O que há de novo no rateio de custos após a Lei Complementar 214 e o IBS?

O rateio de custos entre empresas integrantes do mesmo grupo econômico é um instituto utilizado no Brasil de longa data. Assim, em determinados tipos de negócio em que se exige a execução de atividades comuns a diversas sociedades integrantes de um mesmo grupo econômico, busca-se concentrar tarefas comuns em uma empresa do grupo, seja no país seja no exterior, assim facilitando-se sua operacionalização e barateando-se o correspondente custo. É o caso de atividades administrativas, de propaganda e publicidade, de contratação de provedores de serviços de tecnologia e de equipamentos, inclusive o próprio desenvolvimento e/ou aluguel de grandes servidores, dentre outras.

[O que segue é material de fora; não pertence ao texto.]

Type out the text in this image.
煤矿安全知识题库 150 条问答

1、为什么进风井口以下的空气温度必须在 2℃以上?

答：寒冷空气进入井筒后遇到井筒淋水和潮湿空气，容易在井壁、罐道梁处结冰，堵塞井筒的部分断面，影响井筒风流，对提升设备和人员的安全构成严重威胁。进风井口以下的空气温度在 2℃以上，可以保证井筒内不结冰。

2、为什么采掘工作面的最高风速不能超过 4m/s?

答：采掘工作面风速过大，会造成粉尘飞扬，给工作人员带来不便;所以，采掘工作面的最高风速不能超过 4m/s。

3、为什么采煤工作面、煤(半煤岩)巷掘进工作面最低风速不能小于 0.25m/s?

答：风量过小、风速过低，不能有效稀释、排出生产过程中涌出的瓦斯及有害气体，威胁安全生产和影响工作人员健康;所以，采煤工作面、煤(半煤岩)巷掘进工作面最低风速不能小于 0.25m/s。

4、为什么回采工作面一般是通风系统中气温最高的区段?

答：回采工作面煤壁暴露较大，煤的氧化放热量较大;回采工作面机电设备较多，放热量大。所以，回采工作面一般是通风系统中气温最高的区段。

Como forma de compartilhar os custos incorridos na execução dessas atividades, entre todas as sociedades beneficiárias, a administração centralizada desses grupos adota uma estrutura na qual os custos são repartidos, contábil e fiscalmente, não como prestações de serviços, mas como mera alocação de encargos, entre os usuários/beneficiários, reembolsando-se a entidade que incorreu nos gastos objeto de repartição.  Aqui temos os dois conceitos que orientam o rateio de custos: compartilhamento de gastos e seu reembolso.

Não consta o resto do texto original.